Time - how can it not be constant?
Discussion
I don't think I'll ever understand this. For me there is the past, the present and the future. Time happens and there's no way to slow it or change it, time is always passing at the same rate. If it didn't parts of space/the universe etc could die out/die of old age whilst others did not. It's like me outliving my children because I am somewhere that has time moving more slowly. So would I be able to live 1 day and they live 1 year, for example all within the same time? Surely everything in one time zone would move faster or slower?
Frimley111R said:
I don't think I'll ever understand this. For me there is the past, the present and the future. Time happens and there's no way to slow it or change it, time is always passing at the same rate. If it didn't parts of space/the universe etc could die out/die of old age whilst others did not. It's like me outliving my children because I am somewhere that has time moving more slowly. So would I be able to live 1 day and they live 1 year, for example all within the same time? Surely everything in one time zone would move faster or slower?
To answer your query you can look at what happens with spacetime around a black hole.The underlying principle is that due to the curvature of the spacetime around said black hole, the distance a beam of light has to cover is greater the near it gets. Yet you as the observer in the same gravitational field would always see it as 300k km/sec, time would need to down for yourself compared to someone further away from the same gravitational field as one would expect due to the time/distance relationship of speed.
Frimley111R said:
I don't think I'll ever understand this. For me there is the past, the present and the future. Time happens and there's no way to slow it or change it, time is always passing at the same rate. If it didn't parts of space/the universe etc could die out/die of old age whilst others did not. It's like me outliving my children because I am somewhere that has time moving more slowly. So would I be able to live 1 day and they live 1 year, for example all within the same time? Surely everything in one time zone would move faster or slower?
I'm afraid so. Orbit the earth fast enough for what seems like 10 years to you and everyone on earth will be dead. Google "light clock on a train". That explains it well.Frimley111R said:
For me there is the past, the present and the future.
This is what makes it's so hard to comprehend. Actually, there isn't any difference between the past present and future. All are moments that coexist and it is the conscious experience of sequencing one moment to the next which we perceive as the passage of time. Hence time is relative to the observer and can appear to speed up or slow down depending on their speed of motion or the magnitude of gravitational force experienced. Time is essentially an illusionThis documentary on youtube tries to explain it in laymen terms.
https://www.youtube.com/watch?v=OTTCqnEnz6g
Edited by DE1975 on Tuesday 3rd April 16:26
According to Carlo Rovelli, in his recent book Reality Is Not What It Seems, Time doesn't exist.
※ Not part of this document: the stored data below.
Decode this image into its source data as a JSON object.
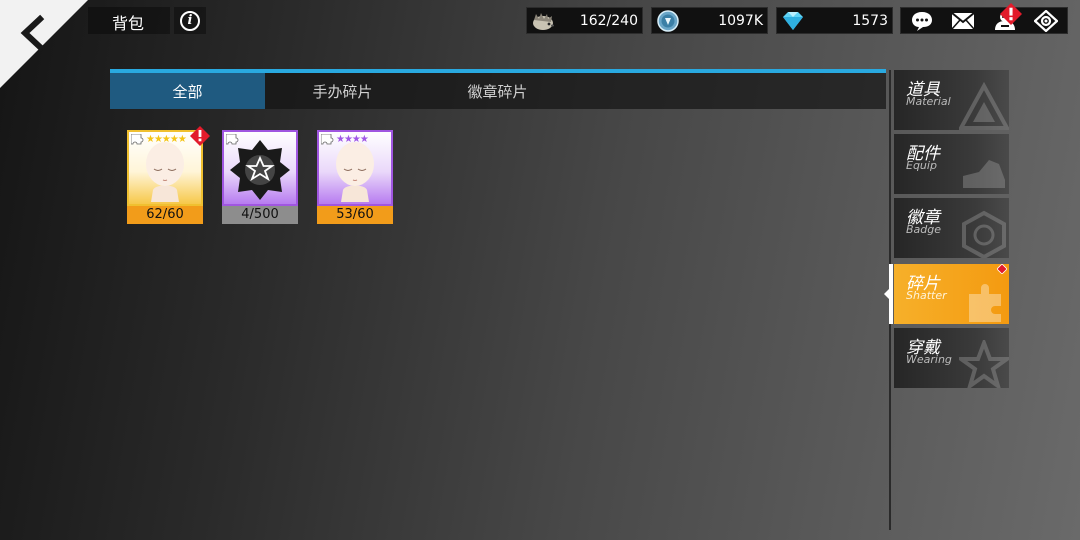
{
  "header": {
    "title": "背包",
    "info_icon": "info-icon"
  },
  "resources": {
    "stamina": {
      "value": "162/240",
      "icon": "hedgehog-stamina-icon"
    },
    "coin": {
      "value": "1097K",
      "icon": "coin-icon"
    },
    "gem": {
      "value": "1573",
      "icon": "diamond-icon"
    }
  },
  "toolbar_icons": [
    "chat-icon",
    "mail-icon",
    "friends-icon",
    "settings-icon"
  ],
  "tabs": [
    {
      "label": "全部",
      "active": true
    },
    {
      "label": "手办碎片",
      "active": false
    },
    {
      "label": "徽章碎片",
      "active": false
    }
  ],
  "items": [
    {
      "count": "62/60",
      "rarity": "gold",
      "stars": "★★★★★",
      "type": "figure-shard",
      "alert": true
    },
    {
      "count": "4/500",
      "rarity": "purple",
      "stars": "",
      "type": "badge-shard",
      "alert": false
    },
    {
      "count": "53/60",
      "rarity": "purple",
      "stars": "★★★★",
      "type": "figure-shard",
      "alert": false
    }
  ],
  "categories": [
    {
      "cn": "道具",
      "en": "Material",
      "active": false
    },
    {
      "cn": "配件",
      "en": "Equip",
      "active": false
    },
    {
      "cn": "徽章",
      "en": "Badge",
      "active": false
    },
    {
      "cn": "碎片",
      "en": "Shatter",
      "active": true
    },
    {
      "cn": "穿戴",
      "en": "Wearing",
      "active": false
    }
  ],
  "colors": {
    "accent_blue": "#29a9e0",
    "active_tab": "#1f5a80",
    "active_category": "#f49a10",
    "gold_rarity": "#f0c030",
    "purple_rarity": "#a056e0",
    "alert_red": "#e21b2b"
  }
}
"But even this notion of a localised time no longer works when we take the quantum nature of the gravitational field into account. Quantum events are no longer ordered by the passage of time at the Planck scale. Time, in a sense, ceases to exist.
What does it mean to say that time does not exist? First, the absence of the variable time from the fundamental equations does not imply that everything is immobile and that change does not happen. On the contrary, it means that change is ubiquitous. Only: elementary processes cannot be ordered along a common succession of instants".
Extract from here:
http://www.thejournal.ie/readme/carlo-rovelli-time...
I can honestly say this book had more of an effect on my way of thinking than A Brief of History of Time did when I was a kid. It really is brilliant. If it was written in English first (rather than translated from Italian), it would have been a huge bestseller. In fact if he was English speaking, he would be a household name, like he is in Italy!
"But even this notion of a localised time no longer works when we take the quantum nature of the gravitational field into account. Quantum events are no longer ordered by the passage of time at the Planck scale. Time, in a sense, ceases to exist.
What does it mean to say that time does not exist? First, the absence of the variable time from the fundamental equations does not imply that everything is immobile and that change does not happen. On the contrary, it means that change is ubiquitous. Only: elementary processes cannot be ordered along a common succession of instants".
Extract from here:
http://www.thejournal.ie/readme/carlo-rovelli-time...
I can honestly say this book had more of an effect on my way of thinking than A Brief of History of Time did when I was a kid. It really is brilliant. If it was written in English first (rather than translated from Italian), it would have been a huge bestseller. In fact if he was English speaking, he would be a household name, like he is in Italy!